Some duties imposed by the six pack can be breached even if the employer has done nothing wrong. For example, Regulation 5 of the Provision and Use of Work Equipment Regulations 1998 requires an employer to ensure "that work equipment is maintained in an efficient state, in efficient working order and in good repair". Therefore, if a piece of work equipment fails in some way, the employer is in breach - even if that failure could not be foreseen and even if the employer can prove that it regularly carried out appropriate maintenance on the equipment. Liability is said to be "strict" in those circumstances.
A welcomed rebalance
The current legislation reflects a policy decision that employees going about their normal work duties should be entitled to compensation in such circumstances, even in the absence of fault on the part of the employer. The reason for this entitlement being based on the premise it is better that employees receive compensation from defendants who are legally required to have insurance to meet such claims than not to. That has now gone. The removal of strict liability for events that the employer could do nothing about - the so-called "strict liability" cases - will certainly be welcomed by defendants and their insurers.
It has always been difficult to explain to an employer that, despite their diligent work in relation to health and safety, they are still liable to the claimant because, for example, a piece of work equipment malfunctioned unexpectedly. The removal of civil liability for breach of any of the health and safety regulations - whether imposing strict liability or not - demonstrates the Government’s determination to tackle the frequently cited 'compensation culture' and the burden of regulation on businesses that are overspending on compliance measures to avoid litigation.
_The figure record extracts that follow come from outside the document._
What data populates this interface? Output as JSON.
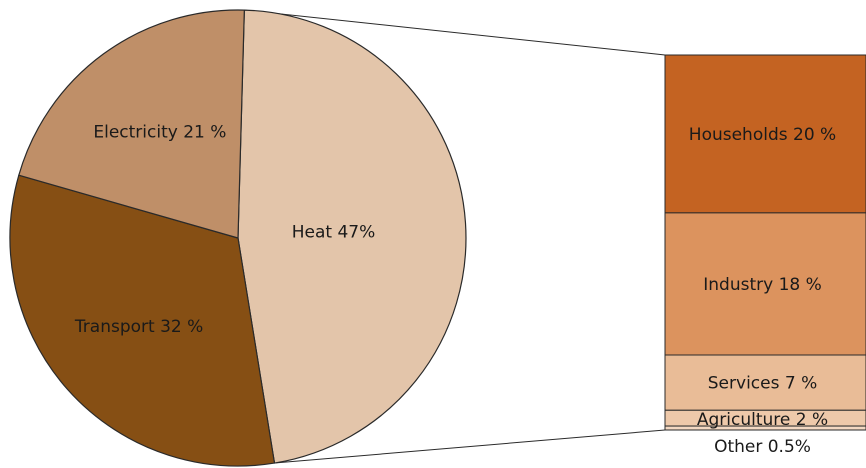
{
  "chart_data": [
    {
      "type": "pie",
      "title": "",
      "slices": [
        {
          "label": "Heat 47%",
          "value": 47,
          "color": "#E3C5AA"
        },
        {
          "label": "Transport 32 %",
          "value": 32,
          "color": "#864F14"
        },
        {
          "label": "Electricity 21 %",
          "value": 21,
          "color": "#BF8F68"
        }
      ],
      "exploded_slice": "Heat 47%"
    },
    {
      "type": "bar",
      "stacked": true,
      "title": "",
      "breakdown_of": "Heat 47%",
      "segments": [
        {
          "label": "Households 20 %",
          "value": 20,
          "color": "#C46322"
        },
        {
          "label": "Industry 18 %",
          "value": 18,
          "color": "#DC935E"
        },
        {
          "label": "Services 7 %",
          "value": 7,
          "color": "#E9BC97"
        },
        {
          "label": "Agriculture 2 %",
          "value": 2,
          "color": "#EEC9AA"
        },
        {
          "label": "Other 0.5%",
          "value": 0.5,
          "color": "#F3D8C2"
        }
      ]
    }
  ]
}
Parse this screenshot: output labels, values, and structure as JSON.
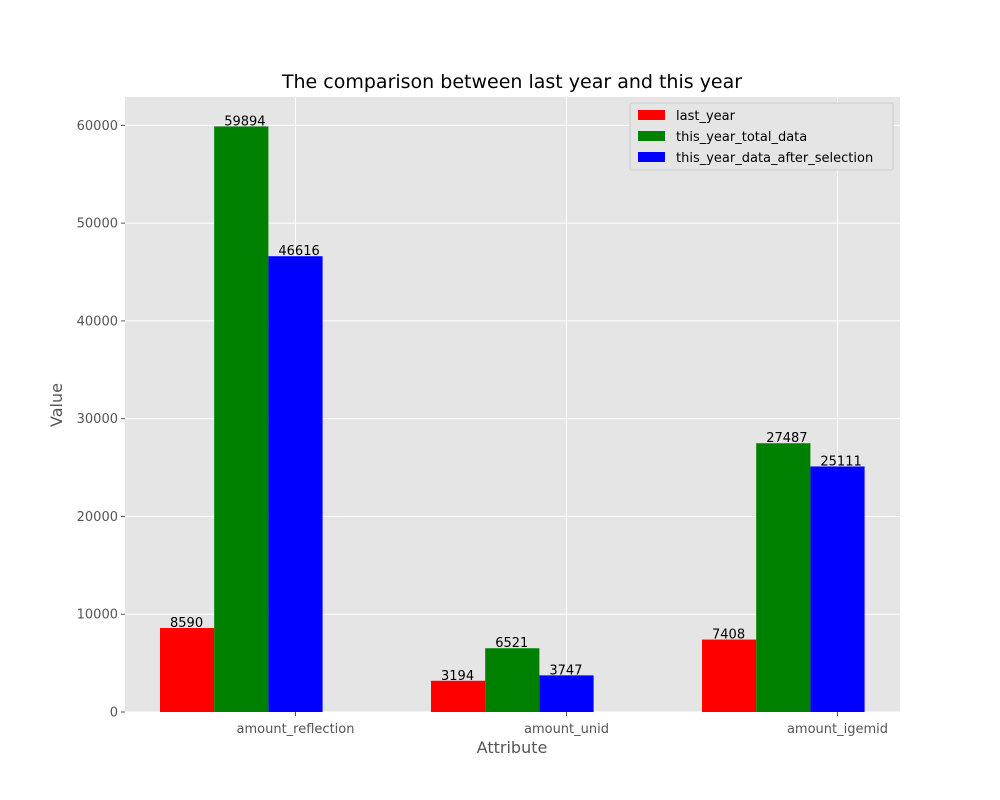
{
  "chart_data": {
    "type": "bar",
    "title": "The comparison between last year and this year",
    "xlabel": "Attribute",
    "ylabel": "Value",
    "categories": [
      "amount_reflection",
      "amount_unid",
      "amount_igemid"
    ],
    "series": [
      {
        "name": "last_year",
        "color": "#ff0000",
        "values": [
          8590,
          3194,
          7408
        ]
      },
      {
        "name": "this_year_total_data",
        "color": "#008000",
        "values": [
          59894,
          6521,
          27487
        ]
      },
      {
        "name": "this_year_data_after_selection",
        "color": "#0000ff",
        "values": [
          46616,
          3747,
          25111
        ]
      }
    ],
    "ylim": [
      0,
      62900
    ],
    "yticks": [
      0,
      10000,
      20000,
      30000,
      40000,
      50000,
      60000
    ],
    "grid": true,
    "legend_position": "top-right",
    "background_color": "#e5e5e5"
  }
}
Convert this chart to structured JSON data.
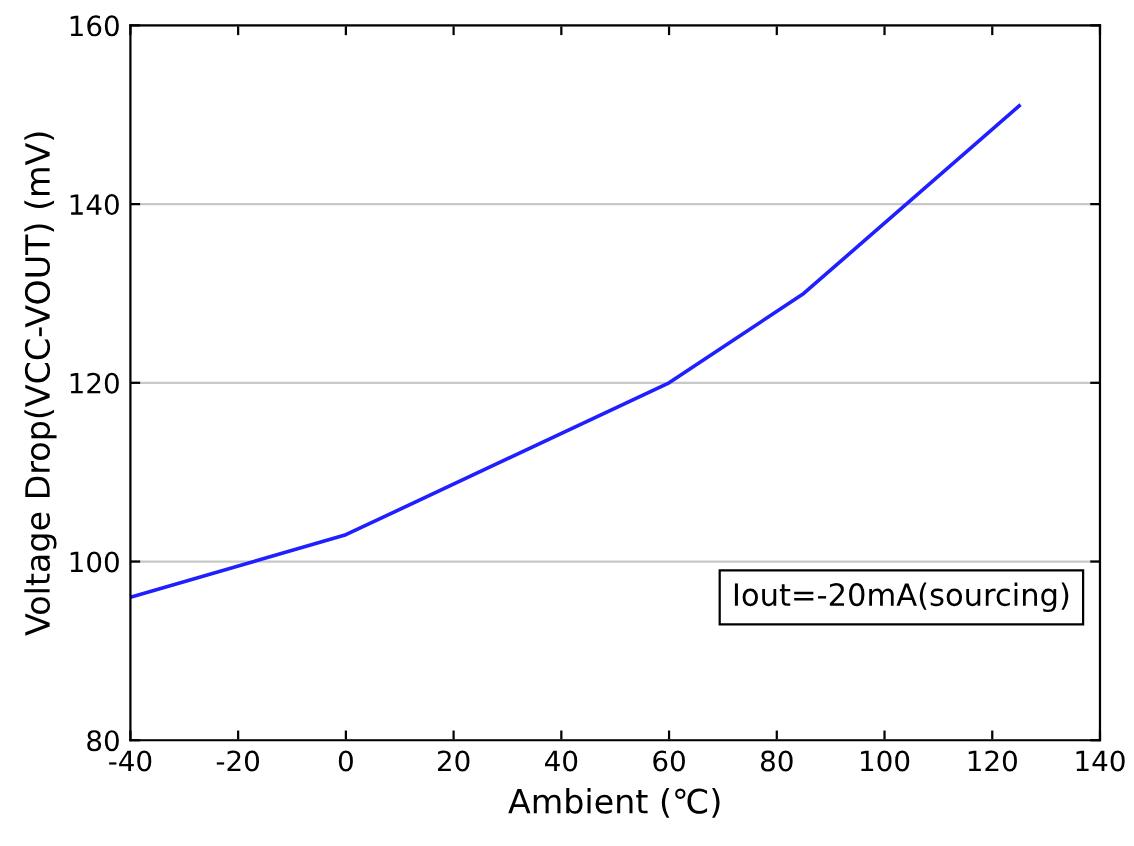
{
  "chart_data": {
    "type": "line",
    "xlabel": "Ambient (℃)",
    "ylabel": "Voltage Drop(VCC-VOUT) (mV)",
    "x": [
      -40,
      0,
      60,
      85,
      125
    ],
    "series": [
      {
        "color": "#1f1fff",
        "values": [
          96,
          103,
          120,
          130,
          151
        ]
      }
    ],
    "xlim": [
      -40,
      140
    ],
    "xticks": [
      -40,
      -20,
      0,
      20,
      40,
      60,
      80,
      100,
      120,
      140
    ],
    "ylim": [
      80,
      160
    ],
    "yticks": [
      80,
      100,
      120,
      140,
      160
    ],
    "grid": "y",
    "annotations": [
      "Iout=-20mA(sourcing)"
    ]
  }
}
To what extent removing the entitlement to bring a civil claim for breach of health and safety regulations reduces litigation waits to be seen. Claimants will, of course, still be able to bring claims in negligence, and will no doubt refer the court to the six pack as illustrative of what a reasonable employer should be doing. Those regulations are likely, therefore, to still play an important role in the litigation, be it one that is reduced to a supporting one. However, from the defendant’ perspective, the reform redresses an imbalance in favour of the claimant employee.
A twist in the tale?
An important consideration is the position of "emanations of the state", such as local authorities, government departments, public health bodies and police authorities.
UK health and safety regulations brought into effect a series of European Directives relating to health and safety in the workplace. These provide that a person employed by such public bodies could, at least in principle, sue his employer for breach of the relevant European Directive, even if he was precluded from suing that employer for breach of the regulations brought in "under" those Directives (i.e. as contained within English law).
This situation gives rise to the odd, and arguably inequitable, possibility that those employed by an "emanation of the state" would be able to bring a claim for breach of a European Directive against their employer, but those employed in the private sector would be unable to bring a claim against their employer for breach of the regulation brought into give effect to the very same Directive and for the same failing. The Government is aware of this possibility, but appears to have effectively ignored it. We, therefore, await with interest to see if and how such an oddity is addressed.
In March 2011 a review of health and safety regulation was commissioned by the Government and conducted by Professor Löfstedt. Professor Löfstedt recommended that regulatory provisions which impose strict liability should be reviewed and either qualified with "reasonably practicable" (where strict liability was not "absolutely necessary"), or amended to prevent civil liability for a breach of those regulations. The Budget 2012 proposed legislating to improve the current situation and the 2013 Act goes beyond that.